Genes in chocolate trees, cancers, and sea water are confirming Darwin and changing the world.
I knew genomics had come of age when I heard they were sequencing the chocolate genome-or the tree chocolate comes from, anyway. That’s Theobroma (“food of the gods”) cacao, which is so beset by diseases that the world’s chocolate addicts, me included, could lose our fix.
The Maya believed the gods discovered cacao and gave it to them; they and other Native American cultures cultivated it, used it to appease those gods, and took delight in it. Columbus noticed it, Cortez was served it by the Aztecs, and from the mid-1500s it spread from Spain through Europe and the world. Yum.
Now, its source is endangered by funguses, so the Mars candy people got together with the Agricultural Research Service and IBM-they need Blue Gene, the supercomputer, to do the math-to analyze cacao for genes that boost resistance. Could it also lead to synthetic chocolate-maybe an equally tasty but less addictive kind? Who knows? No limits in the genomics era.
Of course, thousands of labs do human genomics, and almost every New England Journal of Medicine reports news from them. Just this week it revealed a new statistical approach to the known genes for breast cancer, the disease that killed my wife and countless others.
While each one raises risk only slightly, putting 14 of them together in a large sample of women can point to those most at risk. This could make the difference for my daughters. The accompanying editorial was called “From Darwin’s Finches to Canaries in the Coal Mine-Mining the Genome for New Biology.”
The title alone contains an evolutionary reference and two metaphors. Darwin’s finches are mentioned because they helped him see the relationship between phenotypes and underlying hereditary variation. The genes for breast cancer, weak though they are individually, can be timely warnings.
But the mining-the-genome metaphor caught my attention. This kind of survey genomics might be derided by some as a fishing expedition. As the authors say, “Genetic mapping turns hypothesis-driven research on its head.” Since Francis Bacon scientists have been under pressure to form hypotheses first.
But that can be too much of a good thing, and in truth much of science is description–a task renewed with every advance in instrumentation. The microscope revealed new worlds in miniature, the telescope on a grand scale; no one derides Leeuwenhoek for going fishing for new animalcules.
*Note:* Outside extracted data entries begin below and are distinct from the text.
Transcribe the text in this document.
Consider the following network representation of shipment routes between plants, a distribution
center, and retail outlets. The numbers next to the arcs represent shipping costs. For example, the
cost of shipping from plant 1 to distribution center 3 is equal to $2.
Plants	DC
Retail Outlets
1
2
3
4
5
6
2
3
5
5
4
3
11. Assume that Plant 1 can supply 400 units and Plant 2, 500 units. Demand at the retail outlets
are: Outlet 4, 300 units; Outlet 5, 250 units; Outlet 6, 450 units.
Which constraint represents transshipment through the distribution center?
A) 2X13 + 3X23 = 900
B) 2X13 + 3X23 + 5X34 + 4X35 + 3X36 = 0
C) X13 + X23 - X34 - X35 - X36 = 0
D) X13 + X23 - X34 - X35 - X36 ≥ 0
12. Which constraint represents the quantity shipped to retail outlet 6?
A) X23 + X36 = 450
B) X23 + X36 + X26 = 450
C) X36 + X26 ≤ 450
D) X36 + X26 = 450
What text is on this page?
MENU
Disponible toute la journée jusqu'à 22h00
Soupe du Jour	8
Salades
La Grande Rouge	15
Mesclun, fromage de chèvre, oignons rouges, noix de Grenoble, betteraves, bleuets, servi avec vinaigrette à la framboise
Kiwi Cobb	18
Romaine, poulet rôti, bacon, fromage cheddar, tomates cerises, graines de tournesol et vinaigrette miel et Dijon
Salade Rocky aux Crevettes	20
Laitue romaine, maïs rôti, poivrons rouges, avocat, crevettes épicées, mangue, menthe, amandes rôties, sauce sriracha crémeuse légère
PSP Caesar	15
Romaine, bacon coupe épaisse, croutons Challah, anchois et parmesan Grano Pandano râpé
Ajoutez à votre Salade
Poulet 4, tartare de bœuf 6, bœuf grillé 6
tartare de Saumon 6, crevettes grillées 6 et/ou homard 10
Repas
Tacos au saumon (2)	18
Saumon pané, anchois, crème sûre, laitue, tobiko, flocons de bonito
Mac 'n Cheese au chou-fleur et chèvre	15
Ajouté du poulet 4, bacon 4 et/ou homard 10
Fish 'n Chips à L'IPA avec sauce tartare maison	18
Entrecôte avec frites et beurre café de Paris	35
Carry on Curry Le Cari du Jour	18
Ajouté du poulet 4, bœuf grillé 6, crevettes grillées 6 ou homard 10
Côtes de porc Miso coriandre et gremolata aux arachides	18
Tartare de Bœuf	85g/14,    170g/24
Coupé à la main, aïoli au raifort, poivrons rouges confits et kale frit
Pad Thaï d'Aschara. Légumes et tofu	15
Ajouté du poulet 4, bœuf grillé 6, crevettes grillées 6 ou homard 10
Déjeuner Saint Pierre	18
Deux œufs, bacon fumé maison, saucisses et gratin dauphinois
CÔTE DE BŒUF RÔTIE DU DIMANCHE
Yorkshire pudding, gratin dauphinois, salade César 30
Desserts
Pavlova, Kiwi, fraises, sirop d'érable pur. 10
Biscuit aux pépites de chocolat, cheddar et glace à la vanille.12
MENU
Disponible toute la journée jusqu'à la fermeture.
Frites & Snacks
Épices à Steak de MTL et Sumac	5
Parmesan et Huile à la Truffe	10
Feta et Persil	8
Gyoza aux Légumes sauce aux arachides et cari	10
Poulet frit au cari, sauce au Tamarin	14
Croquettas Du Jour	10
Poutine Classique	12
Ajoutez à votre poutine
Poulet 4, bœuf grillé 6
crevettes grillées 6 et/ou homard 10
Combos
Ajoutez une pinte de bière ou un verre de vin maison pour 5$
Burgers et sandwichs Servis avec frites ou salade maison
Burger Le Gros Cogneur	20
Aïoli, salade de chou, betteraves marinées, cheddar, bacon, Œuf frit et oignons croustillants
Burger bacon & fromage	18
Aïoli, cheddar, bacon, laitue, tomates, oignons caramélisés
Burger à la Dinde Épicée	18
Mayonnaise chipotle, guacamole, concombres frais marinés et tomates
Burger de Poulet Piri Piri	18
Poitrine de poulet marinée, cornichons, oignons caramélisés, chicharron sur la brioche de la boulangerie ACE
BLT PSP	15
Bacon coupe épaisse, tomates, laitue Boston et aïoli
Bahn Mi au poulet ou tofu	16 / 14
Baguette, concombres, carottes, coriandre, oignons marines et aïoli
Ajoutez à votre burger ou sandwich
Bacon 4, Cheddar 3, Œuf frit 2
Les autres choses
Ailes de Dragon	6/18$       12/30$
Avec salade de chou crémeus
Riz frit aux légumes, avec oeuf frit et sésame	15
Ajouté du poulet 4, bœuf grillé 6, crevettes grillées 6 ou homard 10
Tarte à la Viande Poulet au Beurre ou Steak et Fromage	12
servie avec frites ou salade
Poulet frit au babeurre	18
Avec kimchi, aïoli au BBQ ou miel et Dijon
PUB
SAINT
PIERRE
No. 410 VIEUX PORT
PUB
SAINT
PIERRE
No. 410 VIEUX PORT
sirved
Genome sequencing has done the same for genes.
The human genome itself is proving a gold mine for explorers, including medical ones. A whole other approach involves sequencing tumors themselves, and this will gradually result in a new classification of cancers predicting their behavior far better than the crude methods we use now.
In a more abstract realm, I get excited about the platypus genome, because it can help us identify what is uniquely mammalian and uniquely human. The latest issue of Nature reveals the genome of amphioxus-a tiny fish-like creature known as the lancelet-which does the same for vertebrates. These are more abstract contributions than sequencing tumors, but they will be at least equally important. And it gets better.
J. Craig Venter, the enfant terrible of human genomics who accelerated the sequencing of our own genome with privately-funded competition for the government initiative, recently sailed around the world on a fishing expedition-scientific fishing. An avid sailor, he followed the path of a 19th century expedition charting life in the seas.
Every 200 nautical miles he stopped and scooped up a cubic meter of sea water. And when he got back home he sequenced the genes of every living thing in it. The organisms differed in every sample, and had different genes. Every 200 miles, 85 percent of the sequences and species were unique. The biodiversity just under the surface of the sea is astounding.
So in the end Venter and his team expect to find millions of new genes-a far cry from the paltry twenty or twenty-five thousand humans have. Just between Halifax and the Galapagos, where Darwin’s finches were, they doubled the number of known families of genes-among them, thousands of new proteins acting as photoreceptors to detect and respond to different hues of filtered sunlight.
Venter estimates that we know perhaps one percent of the life on our planet. He calls the millions of new genes “the design components of the future.” Any one of them could result in a new manufacturing process that could change the world.
Last month it was revealed that the sea floor, where life may have begun, is teeming with unheard-of microbes, and they will no doubt supply millions of other unknown genes, which could be the building blocks of future medicines and nanotechnologies no one alive today can think of.
Darwin saw things 150 years ago that we will be confirming for centuries to come. His work seemed abstract then, but it is yielding discoveries of the utmost practical value.
He must–metaphorically speaking, of course–be resting easily, and smiling.